Les inégalités socio-culturelles mettent à mal l’article premier des Droits de l’homme : selon où ils naissent, les petits Français ne sont pas aussi libres qu’ils le pourraient. Claudie s’inquiète du manque de moyens de l’école pour les enfants des quartiers défavorisés.
Par Claudie Perrot
« Les hommes naissent libres et égaux en droits » proclame l’article premier de la Déclaration des droits de l’homme et du citoyen. Pour y parvenir, le système éducatif doit y contribuer. Voilà pourquoi en France, l’égalité des chances à l’école est devenue un idéal. Idéal difficilement atteignable car l’école ne peut pas aplanir toutes les inégalités, largement influencées par l’origine sociale des élèves. Ces derniers ne naissent pas tous dans une famille où les parents peuvent les soutenir dans leurs différents apprentissages, mettre en place des cours particuliers et adopter les bonnes stratégies dans le dédale du système scolaire. Sans oublier « le capital cultuel », à savoir les différents « biens culturels transmis par les différentes actions pédagogiques familiales », qui s’acquièrent, comme l’a démontré le sociologue Pierre Bourdieu, au sein de la famille.
C’est ainsi que les inégalités se creusent dès la petite enfance. Avoir accès à des livres, se faire lire des histoires sont des ressources qui permettent à l’enfant de développer son langage, outil indispensable pour la communication avec autrui et la découverte du monde qui l’entoure. Grâce au langage, l’enfant est mieux préparé à réussir dans la vie.
Les inégalités territoriales nuisent aussi à l’égalité des chances. Selon où elles se situent, les écoles ne bénéficient pas des mêmes moyens pédagogiques, ni du même matériel, ni du même encadrement. Certains établissements sont mieux équipés que d’autres.
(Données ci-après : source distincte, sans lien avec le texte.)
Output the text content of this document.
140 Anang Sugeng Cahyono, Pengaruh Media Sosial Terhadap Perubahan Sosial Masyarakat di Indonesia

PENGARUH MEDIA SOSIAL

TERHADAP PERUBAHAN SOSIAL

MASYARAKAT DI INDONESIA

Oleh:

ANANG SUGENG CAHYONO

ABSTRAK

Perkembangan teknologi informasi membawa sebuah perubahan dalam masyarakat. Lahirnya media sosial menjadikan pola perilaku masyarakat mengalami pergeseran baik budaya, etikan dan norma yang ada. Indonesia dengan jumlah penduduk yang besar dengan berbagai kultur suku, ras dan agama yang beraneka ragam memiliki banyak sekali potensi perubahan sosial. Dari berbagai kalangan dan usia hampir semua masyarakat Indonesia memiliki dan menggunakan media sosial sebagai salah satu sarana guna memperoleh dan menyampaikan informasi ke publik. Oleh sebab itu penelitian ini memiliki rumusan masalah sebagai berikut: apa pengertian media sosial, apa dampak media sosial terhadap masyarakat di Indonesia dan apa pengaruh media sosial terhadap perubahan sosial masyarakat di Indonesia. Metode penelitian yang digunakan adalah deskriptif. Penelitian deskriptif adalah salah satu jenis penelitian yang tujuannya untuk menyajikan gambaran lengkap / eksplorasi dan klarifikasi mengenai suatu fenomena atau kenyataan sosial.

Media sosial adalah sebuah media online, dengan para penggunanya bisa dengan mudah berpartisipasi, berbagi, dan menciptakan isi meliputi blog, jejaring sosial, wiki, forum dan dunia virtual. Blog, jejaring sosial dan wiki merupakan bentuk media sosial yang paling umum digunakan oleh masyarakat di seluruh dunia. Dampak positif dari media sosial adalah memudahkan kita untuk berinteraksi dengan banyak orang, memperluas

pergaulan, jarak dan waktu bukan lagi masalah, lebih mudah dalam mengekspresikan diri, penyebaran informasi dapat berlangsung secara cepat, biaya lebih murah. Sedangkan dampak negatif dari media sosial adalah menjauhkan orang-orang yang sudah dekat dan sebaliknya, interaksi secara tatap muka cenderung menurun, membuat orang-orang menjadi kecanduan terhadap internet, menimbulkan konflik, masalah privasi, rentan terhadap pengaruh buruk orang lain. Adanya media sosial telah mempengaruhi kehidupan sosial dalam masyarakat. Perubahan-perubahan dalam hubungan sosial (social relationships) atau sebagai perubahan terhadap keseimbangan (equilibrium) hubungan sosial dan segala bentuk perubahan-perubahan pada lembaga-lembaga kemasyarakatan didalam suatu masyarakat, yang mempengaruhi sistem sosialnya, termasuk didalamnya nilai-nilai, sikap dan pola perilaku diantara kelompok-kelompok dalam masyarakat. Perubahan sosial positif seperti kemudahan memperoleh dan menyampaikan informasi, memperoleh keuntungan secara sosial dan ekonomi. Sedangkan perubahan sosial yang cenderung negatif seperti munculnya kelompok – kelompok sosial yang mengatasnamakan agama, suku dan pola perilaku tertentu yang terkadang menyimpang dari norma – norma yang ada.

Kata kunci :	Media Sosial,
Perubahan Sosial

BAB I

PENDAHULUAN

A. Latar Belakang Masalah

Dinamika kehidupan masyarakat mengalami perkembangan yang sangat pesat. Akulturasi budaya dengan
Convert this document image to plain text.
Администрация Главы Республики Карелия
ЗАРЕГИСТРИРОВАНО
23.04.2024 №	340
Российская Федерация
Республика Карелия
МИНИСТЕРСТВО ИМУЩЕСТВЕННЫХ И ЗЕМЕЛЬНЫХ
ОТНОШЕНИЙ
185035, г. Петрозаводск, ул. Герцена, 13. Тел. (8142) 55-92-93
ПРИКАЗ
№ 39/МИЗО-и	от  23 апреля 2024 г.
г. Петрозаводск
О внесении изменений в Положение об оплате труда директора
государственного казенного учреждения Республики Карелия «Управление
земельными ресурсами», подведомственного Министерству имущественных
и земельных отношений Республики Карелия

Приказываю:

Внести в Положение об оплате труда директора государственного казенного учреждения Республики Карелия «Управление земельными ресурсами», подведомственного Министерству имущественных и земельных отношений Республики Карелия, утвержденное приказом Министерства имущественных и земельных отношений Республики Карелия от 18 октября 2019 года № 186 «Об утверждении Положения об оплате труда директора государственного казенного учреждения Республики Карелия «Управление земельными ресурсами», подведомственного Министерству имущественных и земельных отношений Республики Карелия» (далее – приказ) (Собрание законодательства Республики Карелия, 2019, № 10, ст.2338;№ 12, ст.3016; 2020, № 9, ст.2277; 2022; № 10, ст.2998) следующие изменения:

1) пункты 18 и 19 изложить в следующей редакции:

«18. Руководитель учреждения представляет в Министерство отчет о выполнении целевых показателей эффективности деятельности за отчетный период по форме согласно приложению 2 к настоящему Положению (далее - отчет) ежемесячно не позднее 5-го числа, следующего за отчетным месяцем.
Dans les quartiers à forte diversité socio-culturelle, l’inexpérience et l’instabilité de l’équipe enseignante handicapent les possibilités d’apprentissages des élèves.
Par ailleurs, certains élèves vivent dans un logement insalubre et exigu ou dans un environnement bruyant et pâtissent, de ce fait, de conditions matérielles de vie peu propices à la concentration nécessaire pour étudier.
Le principe d’égalité des chances à l’école suppose que des moyens éducatifs et sociaux conséquents soient mis en place. Pour réduire les inégalités, il faudrait davantage soutenir les familles modestes avec des bourses d’études, lutter contre le décrochage scolaire dès le plus jeune âge et le remplacement des enseignants absents, combattre les discriminations et favoriser la mixité sociale.
On les réduirait aussi en ouvrant davantage l’école à la culture et en permettant aux écoliers et collégiens de visiter des musées, assister à des spectacles, bref à développer leur curiosité intellectuelle. Faire du théâtre ou de la danse permet d’exprimer ses émotions.
On les réduirait enfin en mettant en place des pédagogies qui prennent plus en compte les inégalités sociales des apprenants. Cela supposerait une formation spécifique des enseignants. Hélas, les moyens mis en œuvre pour favoriser l’éducation prioritaire sont actuellement considérés comme « coûteux et inefficaces et devant être réformés », selon le Sénat. Affaire à suivre….
L’égalité des chances est un idéal difficile à atteindre. Et l’école « seule » n’est pas à même de garantir la réussite des élèves mais elle pourrait au moins tenter de garde ce cap : chercher à tendre vers la bienveillance, dont la racine étymologique est le terme latin « benevolens » : vouloir le bien.